With encouragement of her father, C.Y. O'Connor, Kathleen (Kate) O’Connor (1876-1968) studied art in Perth before pursuing a lifelong career as an artist in Paris after 1906. Kate embraced all that the centre of the international art world had to offer, before returning to WA at 72 year of age in 1948. Feeling stifled by the parochial art scene in Perth, Kate returned to Paris to rekindle her career in 1952. This self portrait by Kate O'Connor was painted at the peak of her time output in Paris in 1925. It depicts a resolute artist, fashionable dressed, with her favourite Algerian striped rug, which is still with the artist's family today.
Kathleen O’Connor is represented in all Australian national and state public art collections including the largest holding of her work of 49 paintings that reside with the City of Fremantle Art Collection.
Kathleen Laetitia O’Connor was born in the harbour town of Hokitika, New Zealand in 1876. She was the daughter of Susan (nee) Ness and Irish born Charles Yelverton O’Connor and moved to Fremantle as a young woman with her family when her father was appointed as Engineer-in-Chief in 1891.
Growing up in a privileged and conservative home, her life was irrevocably altered following a monumental tragedy in 1902 when her father shot himself with his son’s revolver at South Beach.

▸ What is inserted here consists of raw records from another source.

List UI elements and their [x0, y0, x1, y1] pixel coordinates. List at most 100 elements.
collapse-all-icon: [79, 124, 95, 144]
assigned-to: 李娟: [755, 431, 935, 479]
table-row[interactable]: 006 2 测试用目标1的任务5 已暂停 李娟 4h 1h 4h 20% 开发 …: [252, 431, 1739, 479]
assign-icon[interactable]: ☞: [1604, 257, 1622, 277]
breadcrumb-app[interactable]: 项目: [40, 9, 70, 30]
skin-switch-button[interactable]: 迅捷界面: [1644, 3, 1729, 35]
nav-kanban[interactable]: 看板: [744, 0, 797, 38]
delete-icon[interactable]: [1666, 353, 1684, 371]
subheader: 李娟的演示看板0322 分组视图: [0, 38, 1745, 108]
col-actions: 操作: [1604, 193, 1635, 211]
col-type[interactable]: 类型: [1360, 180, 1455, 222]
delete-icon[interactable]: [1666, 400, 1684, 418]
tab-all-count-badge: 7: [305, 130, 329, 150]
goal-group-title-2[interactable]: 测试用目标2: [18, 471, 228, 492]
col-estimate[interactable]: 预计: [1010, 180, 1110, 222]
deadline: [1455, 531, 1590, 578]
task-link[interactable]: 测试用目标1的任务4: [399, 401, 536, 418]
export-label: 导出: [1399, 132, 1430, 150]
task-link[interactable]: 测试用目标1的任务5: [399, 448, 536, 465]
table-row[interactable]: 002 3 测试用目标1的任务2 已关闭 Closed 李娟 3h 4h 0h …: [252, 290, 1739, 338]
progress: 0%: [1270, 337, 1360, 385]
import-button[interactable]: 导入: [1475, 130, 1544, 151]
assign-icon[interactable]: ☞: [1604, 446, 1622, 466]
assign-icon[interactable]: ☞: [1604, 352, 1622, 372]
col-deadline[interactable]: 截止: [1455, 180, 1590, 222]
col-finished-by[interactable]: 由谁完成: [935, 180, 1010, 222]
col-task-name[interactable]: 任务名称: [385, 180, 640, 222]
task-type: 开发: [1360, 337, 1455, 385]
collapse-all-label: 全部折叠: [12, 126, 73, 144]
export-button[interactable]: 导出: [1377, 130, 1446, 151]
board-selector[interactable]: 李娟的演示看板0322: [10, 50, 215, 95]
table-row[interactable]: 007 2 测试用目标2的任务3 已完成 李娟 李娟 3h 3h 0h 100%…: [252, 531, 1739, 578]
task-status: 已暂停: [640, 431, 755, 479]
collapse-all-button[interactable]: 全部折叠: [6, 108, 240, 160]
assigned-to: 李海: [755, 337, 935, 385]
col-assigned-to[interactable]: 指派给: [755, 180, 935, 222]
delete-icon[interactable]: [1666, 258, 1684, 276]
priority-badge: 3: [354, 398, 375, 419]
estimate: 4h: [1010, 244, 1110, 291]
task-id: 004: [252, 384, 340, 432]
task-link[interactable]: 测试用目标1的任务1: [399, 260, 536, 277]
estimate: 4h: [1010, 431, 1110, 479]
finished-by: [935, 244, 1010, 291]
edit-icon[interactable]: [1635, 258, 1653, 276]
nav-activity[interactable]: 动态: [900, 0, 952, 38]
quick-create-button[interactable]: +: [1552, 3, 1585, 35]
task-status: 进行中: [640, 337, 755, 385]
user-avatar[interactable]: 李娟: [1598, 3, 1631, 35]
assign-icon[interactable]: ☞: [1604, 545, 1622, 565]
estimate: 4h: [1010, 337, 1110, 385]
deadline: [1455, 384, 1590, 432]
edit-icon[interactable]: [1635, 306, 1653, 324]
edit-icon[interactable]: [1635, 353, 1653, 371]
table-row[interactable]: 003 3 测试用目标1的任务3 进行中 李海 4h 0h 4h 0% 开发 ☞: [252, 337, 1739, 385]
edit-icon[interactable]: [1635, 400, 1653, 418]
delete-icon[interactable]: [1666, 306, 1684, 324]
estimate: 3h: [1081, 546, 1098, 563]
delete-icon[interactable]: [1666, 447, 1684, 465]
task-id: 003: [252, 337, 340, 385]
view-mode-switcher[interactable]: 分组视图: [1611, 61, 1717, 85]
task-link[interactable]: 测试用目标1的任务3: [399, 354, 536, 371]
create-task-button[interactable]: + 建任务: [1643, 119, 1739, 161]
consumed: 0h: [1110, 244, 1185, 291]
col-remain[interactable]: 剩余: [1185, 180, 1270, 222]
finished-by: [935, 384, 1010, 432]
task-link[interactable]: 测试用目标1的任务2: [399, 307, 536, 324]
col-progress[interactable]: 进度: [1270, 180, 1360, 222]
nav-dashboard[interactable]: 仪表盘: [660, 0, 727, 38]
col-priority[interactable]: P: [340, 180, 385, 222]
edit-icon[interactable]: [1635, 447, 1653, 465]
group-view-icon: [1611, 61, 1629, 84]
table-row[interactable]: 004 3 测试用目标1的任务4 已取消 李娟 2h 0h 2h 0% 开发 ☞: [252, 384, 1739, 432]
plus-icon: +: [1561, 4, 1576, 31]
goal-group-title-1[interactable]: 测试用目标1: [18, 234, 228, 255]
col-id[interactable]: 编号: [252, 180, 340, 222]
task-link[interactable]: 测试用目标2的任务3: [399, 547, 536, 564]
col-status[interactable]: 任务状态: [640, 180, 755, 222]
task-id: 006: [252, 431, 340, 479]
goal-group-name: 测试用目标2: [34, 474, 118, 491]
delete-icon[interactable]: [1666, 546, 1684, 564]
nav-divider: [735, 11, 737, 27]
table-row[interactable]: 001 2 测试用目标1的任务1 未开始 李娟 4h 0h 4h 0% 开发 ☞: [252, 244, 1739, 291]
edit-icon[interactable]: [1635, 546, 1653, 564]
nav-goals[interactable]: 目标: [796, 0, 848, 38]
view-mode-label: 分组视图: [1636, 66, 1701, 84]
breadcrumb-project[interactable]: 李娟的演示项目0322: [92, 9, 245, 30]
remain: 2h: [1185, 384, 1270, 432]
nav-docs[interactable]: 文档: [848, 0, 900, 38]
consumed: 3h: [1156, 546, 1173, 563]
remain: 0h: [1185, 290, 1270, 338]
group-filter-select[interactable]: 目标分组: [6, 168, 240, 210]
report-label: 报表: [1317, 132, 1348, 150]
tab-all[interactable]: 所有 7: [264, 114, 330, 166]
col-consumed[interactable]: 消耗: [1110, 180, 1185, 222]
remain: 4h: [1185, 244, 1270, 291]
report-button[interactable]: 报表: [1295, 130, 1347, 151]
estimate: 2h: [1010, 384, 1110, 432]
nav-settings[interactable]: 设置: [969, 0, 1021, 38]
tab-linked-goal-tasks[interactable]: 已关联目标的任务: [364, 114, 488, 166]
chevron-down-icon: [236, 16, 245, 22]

In her twenties O’Connor was influenced by Perth artist Florence Fuller to undertake art studies under the tutorship of English Arts & Crafts exponent J.W.R Linton. Following cessation of her studies Perth and fueled by resentment of those of her adopted home who may have contributed to her father’s death, she travelled overseas with her family and developed an ambition to live as an artist in Europe.
In 1910, when she was 33 and with the financial assistance of her mother, O’Connor established an independent artistic career in Paris, at a time when the city was the centre of international avant-garde literary, artistic and Intellectual movements. She followed in the footsteps of other Australian women artists aboard including Ethel Carrick Fox, Thea Proctor, Vida Lahey and Bessie Davidson. O’Connor moved in the fringes of artistic bohemian circles to frequent café life, study painting, exhibit regularly and connect with contemporary artists Isaac Israels, Eduard Vuillard and later Walter Sickert and sculptor José Clara.
A follower of the French school of painting, she studied briefly with Rupert Bunny at Atelier Blanche and shared a studio with New Zealand artist Frances Hodgkins. She lived in London during WWl returning to Paris before the end of hostilities in 1917. The 1920’s and 1930’s were the best years for O’Connor professionally when she met Amedeo Modigliani, Marc Chagall and Dunoyer de Segonzac and continue to exhibit regularly at Salon d’Automne (since 1911) and Salon des Independants in Paris. She returned to Australia briefly to produce ceramics and textiles for David Jones in Sydney to limited success and exhibited again in Perth in 1927. She returned to Europe before World War ll, to re-establish her studio but to be exiled once more when she fled Paris in June 1940 to reside in London and Bath and take refuge in a village rectory after experiencing the horror of Luftwaffe bombing raids. After the war she lost all her possessions from her Paris studio when it was expropriated.
Without a studio and not fully compensated for her wartime losses, O’Connor at 72, reluctantly returned to WA in 1948. She took up a studio at no.40 High Street, Fremantle and her return was soon vindicated through a retrospective exhibition of 28 works at the Art Gallery of WA and commercial shows with Hotchin Galleries and Perth Society of Artists. When Kathleen O’Connor was 75 years old she returned to Paris to find the cost of living prohibitive and without lodgings moved repeatedly between Paris and London. Her final exhibition of 52 paintings in Paris in 1953 failed to sell a single work and illness and isolation forced her to return to Australia for the last time in 1955.
In the last decade of her life she continued to paint portraits and still life subjects in her Perth studio, exhibited nationally, awarded the Perth Prize in 1958 and hung in the Archibald Prize in 1961. Kathleen O’Connor did not finish a painting in the last few years of her life due to diminishing health. She was recognized for her life achievements through two significant exhibitions including a major retrospective at the Art Gallery of WA in 1967. Kathleen O’Connor died in Perth in 1968, in her 92nd year.